Travel Foreman can lay out a competent page of superhero art, but too often succumbs to temptation by resorting to his art program’s ability to make life easier. He drops his characters over layered backgrounds that give all his locations an artificial look because the only rendering is on the cast. As seen on the sample art, on some pages Foreman doesn’t quite capture the expression he’s going for either, and it’s very distracting. However, overlook that and he moves the story along nicely, and has an easy on the eye scratchy style good at defining the personalities.

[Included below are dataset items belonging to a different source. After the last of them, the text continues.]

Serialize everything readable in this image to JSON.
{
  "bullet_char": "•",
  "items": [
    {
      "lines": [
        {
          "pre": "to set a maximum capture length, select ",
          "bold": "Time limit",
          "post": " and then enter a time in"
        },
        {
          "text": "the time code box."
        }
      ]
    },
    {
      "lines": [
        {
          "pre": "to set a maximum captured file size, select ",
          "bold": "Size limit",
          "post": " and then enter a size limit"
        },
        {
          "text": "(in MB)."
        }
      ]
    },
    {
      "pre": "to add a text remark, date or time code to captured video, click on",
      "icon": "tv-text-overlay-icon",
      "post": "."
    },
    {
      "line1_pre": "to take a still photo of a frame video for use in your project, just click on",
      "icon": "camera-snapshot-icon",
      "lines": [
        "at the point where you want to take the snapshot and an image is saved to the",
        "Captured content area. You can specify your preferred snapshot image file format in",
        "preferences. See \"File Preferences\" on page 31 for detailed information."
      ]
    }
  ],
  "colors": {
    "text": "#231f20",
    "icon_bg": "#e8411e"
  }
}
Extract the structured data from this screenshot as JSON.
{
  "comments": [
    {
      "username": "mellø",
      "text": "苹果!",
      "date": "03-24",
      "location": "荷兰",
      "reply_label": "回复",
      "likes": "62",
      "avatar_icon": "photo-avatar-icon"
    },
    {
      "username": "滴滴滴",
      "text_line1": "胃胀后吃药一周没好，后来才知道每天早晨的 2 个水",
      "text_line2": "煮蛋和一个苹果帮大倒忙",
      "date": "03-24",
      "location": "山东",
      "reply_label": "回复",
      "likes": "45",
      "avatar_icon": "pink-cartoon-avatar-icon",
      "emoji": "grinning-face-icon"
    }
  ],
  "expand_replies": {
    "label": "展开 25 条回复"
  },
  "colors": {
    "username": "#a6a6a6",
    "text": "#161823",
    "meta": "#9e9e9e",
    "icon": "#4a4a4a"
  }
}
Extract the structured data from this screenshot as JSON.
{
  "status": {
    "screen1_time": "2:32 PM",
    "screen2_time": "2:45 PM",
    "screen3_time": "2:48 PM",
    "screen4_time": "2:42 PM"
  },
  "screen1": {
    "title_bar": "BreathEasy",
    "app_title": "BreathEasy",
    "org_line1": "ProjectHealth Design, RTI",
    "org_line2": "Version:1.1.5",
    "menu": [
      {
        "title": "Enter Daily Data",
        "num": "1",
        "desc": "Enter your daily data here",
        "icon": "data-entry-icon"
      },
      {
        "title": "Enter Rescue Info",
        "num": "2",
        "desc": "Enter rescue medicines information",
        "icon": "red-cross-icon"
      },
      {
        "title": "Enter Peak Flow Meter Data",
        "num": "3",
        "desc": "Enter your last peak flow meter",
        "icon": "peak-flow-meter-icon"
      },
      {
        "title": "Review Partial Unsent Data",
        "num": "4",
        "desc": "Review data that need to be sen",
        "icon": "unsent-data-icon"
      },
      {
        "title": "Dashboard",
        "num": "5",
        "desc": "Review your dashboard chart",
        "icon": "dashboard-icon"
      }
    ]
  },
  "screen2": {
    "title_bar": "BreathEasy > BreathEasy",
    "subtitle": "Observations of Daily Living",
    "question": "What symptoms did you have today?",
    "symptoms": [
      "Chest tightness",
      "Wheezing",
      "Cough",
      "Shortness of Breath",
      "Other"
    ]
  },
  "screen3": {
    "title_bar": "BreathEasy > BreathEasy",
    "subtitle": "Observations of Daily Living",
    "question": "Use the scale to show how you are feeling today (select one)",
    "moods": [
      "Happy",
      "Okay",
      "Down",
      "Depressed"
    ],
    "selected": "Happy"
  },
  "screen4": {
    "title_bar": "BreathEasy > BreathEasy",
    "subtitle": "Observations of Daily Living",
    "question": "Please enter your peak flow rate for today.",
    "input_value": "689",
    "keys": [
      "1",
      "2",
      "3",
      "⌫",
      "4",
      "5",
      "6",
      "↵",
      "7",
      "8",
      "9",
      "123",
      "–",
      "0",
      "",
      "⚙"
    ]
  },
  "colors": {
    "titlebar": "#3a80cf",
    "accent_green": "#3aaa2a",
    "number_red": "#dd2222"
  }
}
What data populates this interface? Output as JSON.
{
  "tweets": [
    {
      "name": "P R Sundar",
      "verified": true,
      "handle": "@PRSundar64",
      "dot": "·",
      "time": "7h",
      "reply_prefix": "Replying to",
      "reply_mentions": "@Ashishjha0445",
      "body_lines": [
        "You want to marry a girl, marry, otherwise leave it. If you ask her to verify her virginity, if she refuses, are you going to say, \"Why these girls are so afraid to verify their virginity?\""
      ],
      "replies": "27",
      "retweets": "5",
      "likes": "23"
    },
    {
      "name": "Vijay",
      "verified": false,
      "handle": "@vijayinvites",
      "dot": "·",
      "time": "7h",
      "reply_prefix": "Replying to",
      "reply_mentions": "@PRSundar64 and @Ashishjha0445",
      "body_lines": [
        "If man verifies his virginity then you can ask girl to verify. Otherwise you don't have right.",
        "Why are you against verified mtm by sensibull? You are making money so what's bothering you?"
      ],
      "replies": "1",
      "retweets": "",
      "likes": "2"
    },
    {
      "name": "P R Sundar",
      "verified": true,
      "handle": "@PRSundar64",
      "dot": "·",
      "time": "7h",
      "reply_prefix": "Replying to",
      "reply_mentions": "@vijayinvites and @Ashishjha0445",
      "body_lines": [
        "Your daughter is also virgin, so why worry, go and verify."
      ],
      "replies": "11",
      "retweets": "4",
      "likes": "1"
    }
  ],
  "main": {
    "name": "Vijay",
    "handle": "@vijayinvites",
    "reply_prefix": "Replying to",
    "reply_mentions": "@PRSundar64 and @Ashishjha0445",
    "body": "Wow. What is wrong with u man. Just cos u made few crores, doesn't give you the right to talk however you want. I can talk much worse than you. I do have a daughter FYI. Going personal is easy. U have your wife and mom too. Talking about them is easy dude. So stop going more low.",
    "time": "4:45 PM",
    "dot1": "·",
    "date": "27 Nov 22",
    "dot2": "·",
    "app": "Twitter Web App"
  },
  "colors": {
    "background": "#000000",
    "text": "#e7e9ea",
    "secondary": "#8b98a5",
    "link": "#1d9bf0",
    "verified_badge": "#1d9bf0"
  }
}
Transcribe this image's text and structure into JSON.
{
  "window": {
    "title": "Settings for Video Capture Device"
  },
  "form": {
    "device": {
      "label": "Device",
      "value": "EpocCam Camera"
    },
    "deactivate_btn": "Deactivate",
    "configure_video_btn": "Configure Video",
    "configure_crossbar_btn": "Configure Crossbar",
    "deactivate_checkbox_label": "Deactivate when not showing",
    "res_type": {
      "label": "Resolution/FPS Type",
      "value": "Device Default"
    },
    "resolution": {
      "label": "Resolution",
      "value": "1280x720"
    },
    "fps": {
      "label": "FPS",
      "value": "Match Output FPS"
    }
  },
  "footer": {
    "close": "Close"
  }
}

Tales of Suspense does feature a return from beyond the grave, hardly unusual in superhero comics, so the trick is to make it somehow different and memorable. Rosenberg achieves this by entirely switching the narrative viewpoint midway through, which is interesting, and accounts for Hawkeye and Winter Soldier’s names being the subtitle rather than the title. The closing episode cuts between two locations as a master plan plays out, and there’s an interesting redefinition of what one character has been. Overall, this is a good spy thriller with plenty of twists and an effective grudging relationship between the title characters. Better still, it leaves everyone a little changed for the experience. This isn’t so good for those that end up dead, but it’s a definite drawing of the line under what the Red Room was.